The Pope also informed his hosts that "during my pilgrimage to the Holy Land I will visit some of the most significant places in Jerusalem, a city of universal importance."
Regarding Jerusalem, Netanyahu told his guest that "you are leaving here for Jerusalem, our eternal capital, the heart of our faith. In Jerusalem and around our country, the prophets' vision of our people's renaissance is being fulfilled."
Sometimes nuances make little difference, but not in this case.
Those who listened carefully to the Pope couldn't miss the point that his holiness didn't once refer to Israel as a Jewish state; and by continuously calling Israel "the Holy Land" he reinforced the Vatican's traditional position that refuses to recognize Israel as a Jewish state.

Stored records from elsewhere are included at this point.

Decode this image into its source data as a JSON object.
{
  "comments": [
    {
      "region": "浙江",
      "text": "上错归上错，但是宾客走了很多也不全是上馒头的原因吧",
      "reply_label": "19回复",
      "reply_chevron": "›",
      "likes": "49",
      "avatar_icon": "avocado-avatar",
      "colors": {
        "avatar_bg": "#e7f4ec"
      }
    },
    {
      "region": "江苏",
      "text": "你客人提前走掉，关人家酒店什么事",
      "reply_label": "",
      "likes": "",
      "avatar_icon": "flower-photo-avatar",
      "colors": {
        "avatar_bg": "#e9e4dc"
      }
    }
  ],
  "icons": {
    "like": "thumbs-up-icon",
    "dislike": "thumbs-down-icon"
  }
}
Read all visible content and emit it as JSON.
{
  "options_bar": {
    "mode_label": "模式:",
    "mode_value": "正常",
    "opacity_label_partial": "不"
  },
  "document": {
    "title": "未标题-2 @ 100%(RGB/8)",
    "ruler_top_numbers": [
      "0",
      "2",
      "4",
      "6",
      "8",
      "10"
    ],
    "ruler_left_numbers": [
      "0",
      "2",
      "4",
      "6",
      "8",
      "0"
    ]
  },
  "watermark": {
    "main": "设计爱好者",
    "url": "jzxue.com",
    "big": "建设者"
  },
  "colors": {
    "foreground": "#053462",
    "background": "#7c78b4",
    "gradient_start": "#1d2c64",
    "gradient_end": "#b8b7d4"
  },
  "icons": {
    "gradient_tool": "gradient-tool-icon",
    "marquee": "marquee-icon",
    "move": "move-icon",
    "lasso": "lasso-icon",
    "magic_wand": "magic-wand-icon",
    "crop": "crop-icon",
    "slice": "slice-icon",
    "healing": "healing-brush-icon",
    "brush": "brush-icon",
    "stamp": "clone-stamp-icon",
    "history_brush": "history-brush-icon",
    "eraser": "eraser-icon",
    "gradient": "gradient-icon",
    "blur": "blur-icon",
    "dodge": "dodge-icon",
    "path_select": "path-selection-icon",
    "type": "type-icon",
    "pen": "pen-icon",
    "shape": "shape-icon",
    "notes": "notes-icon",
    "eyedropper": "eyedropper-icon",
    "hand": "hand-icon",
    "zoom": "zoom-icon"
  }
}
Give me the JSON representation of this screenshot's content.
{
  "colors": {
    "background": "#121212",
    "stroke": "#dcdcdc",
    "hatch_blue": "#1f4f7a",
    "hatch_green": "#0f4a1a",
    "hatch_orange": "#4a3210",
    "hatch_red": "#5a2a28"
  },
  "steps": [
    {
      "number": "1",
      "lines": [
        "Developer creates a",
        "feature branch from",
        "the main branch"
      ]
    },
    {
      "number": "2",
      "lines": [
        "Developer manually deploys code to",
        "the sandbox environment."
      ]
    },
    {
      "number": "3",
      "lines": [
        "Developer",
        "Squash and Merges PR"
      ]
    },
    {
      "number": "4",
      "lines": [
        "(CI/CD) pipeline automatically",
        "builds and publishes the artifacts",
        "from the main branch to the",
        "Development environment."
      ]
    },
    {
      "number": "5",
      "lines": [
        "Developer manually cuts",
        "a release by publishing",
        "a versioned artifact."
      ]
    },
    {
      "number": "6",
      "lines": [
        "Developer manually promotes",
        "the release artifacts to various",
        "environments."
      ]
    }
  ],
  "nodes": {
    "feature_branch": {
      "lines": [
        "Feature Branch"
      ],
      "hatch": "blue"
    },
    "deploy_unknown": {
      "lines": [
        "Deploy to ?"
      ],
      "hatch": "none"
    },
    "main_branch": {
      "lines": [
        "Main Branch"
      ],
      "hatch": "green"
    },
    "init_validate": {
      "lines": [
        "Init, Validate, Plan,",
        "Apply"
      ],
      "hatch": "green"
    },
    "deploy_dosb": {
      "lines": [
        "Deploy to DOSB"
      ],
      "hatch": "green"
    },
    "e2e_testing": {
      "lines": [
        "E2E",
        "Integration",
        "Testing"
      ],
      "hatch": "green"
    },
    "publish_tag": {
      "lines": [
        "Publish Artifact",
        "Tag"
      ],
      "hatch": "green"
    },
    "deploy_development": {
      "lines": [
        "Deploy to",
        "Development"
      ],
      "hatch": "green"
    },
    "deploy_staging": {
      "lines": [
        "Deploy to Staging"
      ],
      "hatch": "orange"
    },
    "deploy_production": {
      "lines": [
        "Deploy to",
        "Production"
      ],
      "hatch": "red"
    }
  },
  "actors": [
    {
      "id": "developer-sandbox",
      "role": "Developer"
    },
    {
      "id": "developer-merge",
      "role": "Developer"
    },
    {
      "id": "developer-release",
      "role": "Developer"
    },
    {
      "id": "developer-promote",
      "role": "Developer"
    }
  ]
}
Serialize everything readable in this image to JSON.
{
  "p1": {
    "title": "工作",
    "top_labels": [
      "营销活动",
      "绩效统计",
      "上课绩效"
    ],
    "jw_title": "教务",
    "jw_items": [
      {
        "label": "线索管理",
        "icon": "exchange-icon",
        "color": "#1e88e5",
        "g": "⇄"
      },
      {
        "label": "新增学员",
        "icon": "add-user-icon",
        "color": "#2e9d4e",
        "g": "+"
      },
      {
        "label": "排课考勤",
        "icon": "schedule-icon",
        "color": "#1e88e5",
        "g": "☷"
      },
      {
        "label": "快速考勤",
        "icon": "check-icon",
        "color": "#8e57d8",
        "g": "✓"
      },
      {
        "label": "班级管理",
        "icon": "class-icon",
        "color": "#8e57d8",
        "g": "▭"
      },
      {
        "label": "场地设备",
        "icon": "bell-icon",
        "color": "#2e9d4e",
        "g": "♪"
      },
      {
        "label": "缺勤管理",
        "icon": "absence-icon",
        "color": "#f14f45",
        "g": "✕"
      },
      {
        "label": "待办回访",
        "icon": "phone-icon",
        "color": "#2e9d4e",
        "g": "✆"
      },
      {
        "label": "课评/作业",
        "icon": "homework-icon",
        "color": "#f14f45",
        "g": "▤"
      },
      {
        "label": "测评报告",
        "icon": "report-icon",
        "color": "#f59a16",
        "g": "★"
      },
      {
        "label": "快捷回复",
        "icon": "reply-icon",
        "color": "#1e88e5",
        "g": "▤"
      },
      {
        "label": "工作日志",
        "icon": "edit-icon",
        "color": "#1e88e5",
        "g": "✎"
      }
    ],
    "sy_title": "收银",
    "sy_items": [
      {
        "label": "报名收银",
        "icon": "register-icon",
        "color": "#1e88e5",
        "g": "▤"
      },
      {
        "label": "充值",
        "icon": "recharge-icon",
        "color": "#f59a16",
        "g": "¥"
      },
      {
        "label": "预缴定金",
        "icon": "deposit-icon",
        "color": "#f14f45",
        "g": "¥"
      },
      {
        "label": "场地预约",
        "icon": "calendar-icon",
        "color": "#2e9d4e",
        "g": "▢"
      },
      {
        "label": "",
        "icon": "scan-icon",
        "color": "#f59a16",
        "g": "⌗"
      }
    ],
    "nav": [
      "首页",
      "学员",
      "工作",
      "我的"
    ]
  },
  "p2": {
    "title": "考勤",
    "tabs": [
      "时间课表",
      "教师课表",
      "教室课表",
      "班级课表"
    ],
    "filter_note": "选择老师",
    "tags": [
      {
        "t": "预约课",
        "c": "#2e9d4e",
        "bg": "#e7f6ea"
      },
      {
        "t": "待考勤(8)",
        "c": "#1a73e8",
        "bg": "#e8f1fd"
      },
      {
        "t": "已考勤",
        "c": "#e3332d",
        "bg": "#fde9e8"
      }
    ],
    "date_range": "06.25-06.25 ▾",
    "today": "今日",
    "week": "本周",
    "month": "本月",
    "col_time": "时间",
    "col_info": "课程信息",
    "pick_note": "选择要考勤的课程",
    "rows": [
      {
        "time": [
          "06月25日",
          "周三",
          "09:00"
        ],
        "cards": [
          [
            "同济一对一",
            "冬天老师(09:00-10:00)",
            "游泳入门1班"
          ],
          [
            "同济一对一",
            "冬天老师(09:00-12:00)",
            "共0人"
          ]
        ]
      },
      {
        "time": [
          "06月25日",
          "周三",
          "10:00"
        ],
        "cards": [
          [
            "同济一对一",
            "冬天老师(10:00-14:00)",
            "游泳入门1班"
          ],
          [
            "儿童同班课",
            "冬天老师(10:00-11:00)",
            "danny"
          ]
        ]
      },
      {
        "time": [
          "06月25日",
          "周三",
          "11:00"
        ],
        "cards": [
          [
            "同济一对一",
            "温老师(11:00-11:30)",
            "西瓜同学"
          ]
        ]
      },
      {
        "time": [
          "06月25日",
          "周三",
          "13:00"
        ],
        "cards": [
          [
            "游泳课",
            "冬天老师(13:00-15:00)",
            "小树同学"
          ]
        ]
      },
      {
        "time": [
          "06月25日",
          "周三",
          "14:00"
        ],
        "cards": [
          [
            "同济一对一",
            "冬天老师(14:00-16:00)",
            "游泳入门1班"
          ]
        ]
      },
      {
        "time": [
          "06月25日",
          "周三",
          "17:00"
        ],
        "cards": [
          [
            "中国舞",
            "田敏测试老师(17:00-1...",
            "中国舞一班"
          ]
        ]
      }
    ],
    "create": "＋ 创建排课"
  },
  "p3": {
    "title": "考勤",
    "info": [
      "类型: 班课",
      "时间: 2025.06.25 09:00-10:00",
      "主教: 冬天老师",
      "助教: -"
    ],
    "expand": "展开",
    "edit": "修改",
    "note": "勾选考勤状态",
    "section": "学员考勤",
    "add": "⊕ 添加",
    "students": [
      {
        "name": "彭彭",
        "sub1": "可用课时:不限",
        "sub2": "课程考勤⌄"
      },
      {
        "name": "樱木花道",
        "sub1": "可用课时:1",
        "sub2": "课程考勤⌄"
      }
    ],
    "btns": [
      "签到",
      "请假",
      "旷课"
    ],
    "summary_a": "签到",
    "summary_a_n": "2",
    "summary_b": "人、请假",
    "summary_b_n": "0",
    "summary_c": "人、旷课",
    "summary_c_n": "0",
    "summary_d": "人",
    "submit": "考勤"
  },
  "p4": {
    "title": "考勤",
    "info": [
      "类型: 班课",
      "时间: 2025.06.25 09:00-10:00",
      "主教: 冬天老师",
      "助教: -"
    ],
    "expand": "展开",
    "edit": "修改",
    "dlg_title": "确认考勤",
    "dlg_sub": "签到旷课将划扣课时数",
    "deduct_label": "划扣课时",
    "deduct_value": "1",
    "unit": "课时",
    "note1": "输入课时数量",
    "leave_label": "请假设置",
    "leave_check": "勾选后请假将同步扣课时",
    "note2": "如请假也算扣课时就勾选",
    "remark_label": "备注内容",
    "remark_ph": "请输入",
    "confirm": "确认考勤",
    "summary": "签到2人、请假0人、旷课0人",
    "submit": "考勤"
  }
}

This is even more disturbing in light of the Pope's speech in Bethlehem earlier in the day, in which he framed his presence not as a pilgrimage to the Holy Land, but as an official visit to "the State of Palestine."
To highlight this difference once again, Netanyahu put the "Land of Israel" first, and then "the Holy Land." The Pope chose to emphasize that the Holy Land is the birthplace of Judaism, Christianity and Islam. In doing so he erred on two accounts: As of yet there is not a Palestinian state, and Islam did not originate in the Holy Land.
Though the Vatican would like to claim the Holy Land for itself, the truth is that the only place in the Bible where the Land of Israel is referred to as the "holy land" is found in Zechariah 2, where God fulfills His promise to the people of Israel, through which all those faithful to God will be blessed as well.
In other words, if there is to be peace, Israel as a Jewish state must exist. Though no one should doubt the Pope's genuine desire for peace, it looks as if he to fails to realize that it will not come by insistently labeling this country as "the Holy Land." Peace will come when the people of the world, including the Jewish people, will submit themselves to the God of Israel, who is never once biblically referred to as the God of the Holy Land.